J'y ai passé la journée.
- Tu
vois. Il n'y a pas que moi à avoir des empêchements...
- Oui,
mais moi je règle mes affaires, quand tu n'es
pas libre. Toi, tu cases nos rencontres dans ton programme, quand tu n'as pas
mieux à faire. Il faudra que j'en
trouve une autre pour les temps morts. J'ai le droit, n'est-ce-pas ? Tu m'as
bien dit que j'avais le droit ?...
- Tu es
bien beau aujourd'hui. Tes cheveux sont propres.
- Oui, je
me suis lavé, au cas où tu voudrais de moi...
Mardi 16
févr. Un tour dans le bois (écrire, quand on ne peut pas parler)
- Tu ne
m'as pas parlé depuis quatre jours. Tu ne me
dis plus ce que tu penses, ce que tu fais, ce que tu voudrais. Tu m'observes.
- Je
sais. Mais tu parles tout le temps.
- C'est
qu'une heure par jour, je n'ai pas l'habitude... Quand on se voit plus
longtemps je parle aussi beaucoup, au début, mais après il nous reste encore du temps pour un véritable échange. Là, non. Je vais rentrer chez moi et me dire, paniquée : encore une journée de perdue, et il y en aura
douze autres comme celle-là... Quand on se voit peu, je
voudrais que chacune des fois soit exceptionnelle.
- Pour
moi, ça l'est. Regarde : j'ai une
invitation pour deux personnes à une projection privée sur Serge Daney. Veux-tu qu'on y aille ensemble ?
- C'est
le soir, bien sûr... Tu me fais marcher, je vois. Rien
ne me ferait plus envie mais tu sais bien que le soir... Enfin, vas-y pour nous
deux. Tu as de la chance quand même...
- Eh
oui... J'ai toujours eu beaucoup de chance dans la vie. La plus grande étant de t'avoir rencontrée.
- Merci.
- Allez. À demain.
Mercredi
17 févr. Allée du bois, sous une pluie fine
- Alors,
tu vas cracher le morceau ? Moi, je ne dirai rien aujourd'hui tant que tu
n'auras pas parlé.
- Que
veux-tu que je fasse ? Un historique de la situation ?
-
Pourquoi pas. Si ça peut t'aider...
- Bon,
mais alors il faut remonter à plus de trois semaines, et on
a peu de temps. Alors en résumé : plus je t'aime, plus tu m'emmènes haut, plus dure est la chute.
- Et quoi
qu'on fasse pour l'éviter, la redescente a lieu...
- Tu es
une spécialiste de la redescente, je vois...
- Tu ne
te rends pas toujours bien compte de ce qu'est ma vie, en dehors de nous. Je
suis obligée d'effectuer une sorte de blanc, après
nos rencontres, pour me retrouver de plain pied dans mon existence. Toi, non.
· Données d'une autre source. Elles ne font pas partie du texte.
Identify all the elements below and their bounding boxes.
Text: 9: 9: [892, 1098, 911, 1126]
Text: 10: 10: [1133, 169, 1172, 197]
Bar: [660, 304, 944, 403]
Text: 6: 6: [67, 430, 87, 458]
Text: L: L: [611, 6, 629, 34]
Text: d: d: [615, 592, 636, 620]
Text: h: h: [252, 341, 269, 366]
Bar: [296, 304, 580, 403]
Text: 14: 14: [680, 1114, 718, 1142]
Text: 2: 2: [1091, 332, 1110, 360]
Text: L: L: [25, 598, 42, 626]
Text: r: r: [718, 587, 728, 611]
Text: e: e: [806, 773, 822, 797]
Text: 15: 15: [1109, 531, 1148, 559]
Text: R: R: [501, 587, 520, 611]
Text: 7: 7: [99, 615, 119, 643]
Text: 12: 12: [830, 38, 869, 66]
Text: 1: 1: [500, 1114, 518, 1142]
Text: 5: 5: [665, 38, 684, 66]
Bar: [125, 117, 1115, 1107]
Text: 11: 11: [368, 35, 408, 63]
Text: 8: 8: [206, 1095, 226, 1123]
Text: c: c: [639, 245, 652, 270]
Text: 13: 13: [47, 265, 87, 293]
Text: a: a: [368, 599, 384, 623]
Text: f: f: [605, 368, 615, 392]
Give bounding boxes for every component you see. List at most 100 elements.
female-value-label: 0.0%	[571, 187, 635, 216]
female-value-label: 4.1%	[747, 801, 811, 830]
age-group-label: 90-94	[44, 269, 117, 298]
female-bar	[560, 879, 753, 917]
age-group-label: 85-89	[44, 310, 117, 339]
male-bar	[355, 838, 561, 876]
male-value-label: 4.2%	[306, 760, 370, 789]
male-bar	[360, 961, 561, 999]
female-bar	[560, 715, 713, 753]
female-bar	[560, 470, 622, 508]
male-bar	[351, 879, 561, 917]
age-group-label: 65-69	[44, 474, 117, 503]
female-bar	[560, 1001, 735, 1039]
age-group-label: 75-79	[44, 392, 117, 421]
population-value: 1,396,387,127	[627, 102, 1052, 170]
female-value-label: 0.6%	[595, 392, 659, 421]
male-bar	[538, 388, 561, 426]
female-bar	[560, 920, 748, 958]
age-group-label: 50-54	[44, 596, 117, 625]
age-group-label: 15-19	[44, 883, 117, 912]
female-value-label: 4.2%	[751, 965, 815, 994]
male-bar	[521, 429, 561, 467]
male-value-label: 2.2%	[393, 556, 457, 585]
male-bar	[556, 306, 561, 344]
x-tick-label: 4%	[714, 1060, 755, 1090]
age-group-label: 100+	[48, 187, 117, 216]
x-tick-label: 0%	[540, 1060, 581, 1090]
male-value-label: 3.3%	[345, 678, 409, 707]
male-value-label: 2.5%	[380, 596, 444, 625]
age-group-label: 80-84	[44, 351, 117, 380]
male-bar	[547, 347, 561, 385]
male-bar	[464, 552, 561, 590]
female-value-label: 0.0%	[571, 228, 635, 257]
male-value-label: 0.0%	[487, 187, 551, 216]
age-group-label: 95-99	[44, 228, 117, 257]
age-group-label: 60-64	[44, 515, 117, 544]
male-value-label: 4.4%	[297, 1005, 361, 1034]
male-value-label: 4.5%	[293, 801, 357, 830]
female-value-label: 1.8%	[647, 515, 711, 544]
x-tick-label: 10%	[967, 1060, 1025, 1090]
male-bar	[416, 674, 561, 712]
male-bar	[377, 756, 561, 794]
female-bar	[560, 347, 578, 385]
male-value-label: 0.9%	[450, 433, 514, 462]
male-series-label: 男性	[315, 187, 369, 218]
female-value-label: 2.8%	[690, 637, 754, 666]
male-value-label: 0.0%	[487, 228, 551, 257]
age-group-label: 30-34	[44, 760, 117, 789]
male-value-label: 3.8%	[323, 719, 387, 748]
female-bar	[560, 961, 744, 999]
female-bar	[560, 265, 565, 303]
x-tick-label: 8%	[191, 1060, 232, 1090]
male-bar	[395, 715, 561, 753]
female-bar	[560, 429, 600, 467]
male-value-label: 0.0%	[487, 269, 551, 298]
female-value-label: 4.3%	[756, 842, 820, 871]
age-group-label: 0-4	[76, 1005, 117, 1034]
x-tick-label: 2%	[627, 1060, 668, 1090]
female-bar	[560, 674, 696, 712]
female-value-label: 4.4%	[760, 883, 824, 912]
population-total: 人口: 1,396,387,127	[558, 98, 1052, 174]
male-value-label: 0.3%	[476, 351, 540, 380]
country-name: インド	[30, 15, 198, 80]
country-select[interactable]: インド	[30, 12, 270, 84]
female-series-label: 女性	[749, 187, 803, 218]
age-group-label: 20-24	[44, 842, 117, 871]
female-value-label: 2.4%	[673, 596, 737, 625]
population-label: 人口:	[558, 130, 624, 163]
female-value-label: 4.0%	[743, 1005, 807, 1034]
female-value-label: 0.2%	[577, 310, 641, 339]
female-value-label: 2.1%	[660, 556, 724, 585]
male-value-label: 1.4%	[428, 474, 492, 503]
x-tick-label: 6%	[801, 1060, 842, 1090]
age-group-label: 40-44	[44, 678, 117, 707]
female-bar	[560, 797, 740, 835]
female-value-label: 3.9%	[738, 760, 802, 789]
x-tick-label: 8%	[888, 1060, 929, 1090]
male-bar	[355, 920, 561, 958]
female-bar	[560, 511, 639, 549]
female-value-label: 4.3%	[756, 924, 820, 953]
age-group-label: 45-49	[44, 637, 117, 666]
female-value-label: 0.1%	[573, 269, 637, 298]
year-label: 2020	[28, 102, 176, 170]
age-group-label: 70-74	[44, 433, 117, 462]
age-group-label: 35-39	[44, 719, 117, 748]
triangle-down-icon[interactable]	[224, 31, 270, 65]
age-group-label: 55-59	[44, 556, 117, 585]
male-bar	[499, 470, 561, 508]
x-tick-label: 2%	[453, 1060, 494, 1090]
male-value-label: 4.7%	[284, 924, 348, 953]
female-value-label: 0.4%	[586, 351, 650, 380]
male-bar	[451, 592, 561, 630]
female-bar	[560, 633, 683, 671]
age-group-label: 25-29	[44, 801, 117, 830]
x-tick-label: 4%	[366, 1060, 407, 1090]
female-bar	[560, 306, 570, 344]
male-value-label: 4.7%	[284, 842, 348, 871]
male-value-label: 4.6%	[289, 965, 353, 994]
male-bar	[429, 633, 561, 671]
Tu peux te permettre de rester en roue libre pendant quelques heures, parfois
quelques jours. Moi, dans la minute même où je franchis la porte de chez moi, on me saute dessus, j'ai à m’acquitter de tout un tas de tâches diverses, dans la joie, la bonne humeur et l'efficacité. De là provient le décalage entre nous.
- Je ne
souffre plus. Plus autant. Voilà pourquoi je me tais. Tu
n'aimes pas quand je souffre, mais pas non plus quand je me tais. Qu'est-ce que
j'y peux ?
- C'est
parce que tu es plus vivant quand tu souffres.
Jeudi 18
févr. Bois de Vincennes (parler,
toujours... essayer de...)
- Tu as
des soucis ?
- Oui.
- Tu
vois, quand on en a fini avec la politique intérieure,
c'est l'extérieure qui nous tombe
dessus... Crois-tu que tu vas devoir rompre avec moi ?
- Je n'en
suis pas là. Et j'espère bien ne jamais y être. Il ferait beau voir...
Non. Seulement je ne veux pas être un enjeu. Je ne supporte
plus aucune pression sur mon autonomie.
- Tu es
triste ?
- Non.
Mal à l'aise. Je ne me sens
d'aucune façon coupable. Je n'ai rien à dire. Parfois je crois être
un fruit dont on a voulu l'écorce, puis la chair. Et
maintenant, il me semble qu'on s'attaque au noyau. Mais là, je ne me laisserai pas faire.
- Tu ne
dois laisser personne y toucher, en effet. Pas même
moi.
Tu veux
qu'on aille au zoo ? Regarde, on passe tout près.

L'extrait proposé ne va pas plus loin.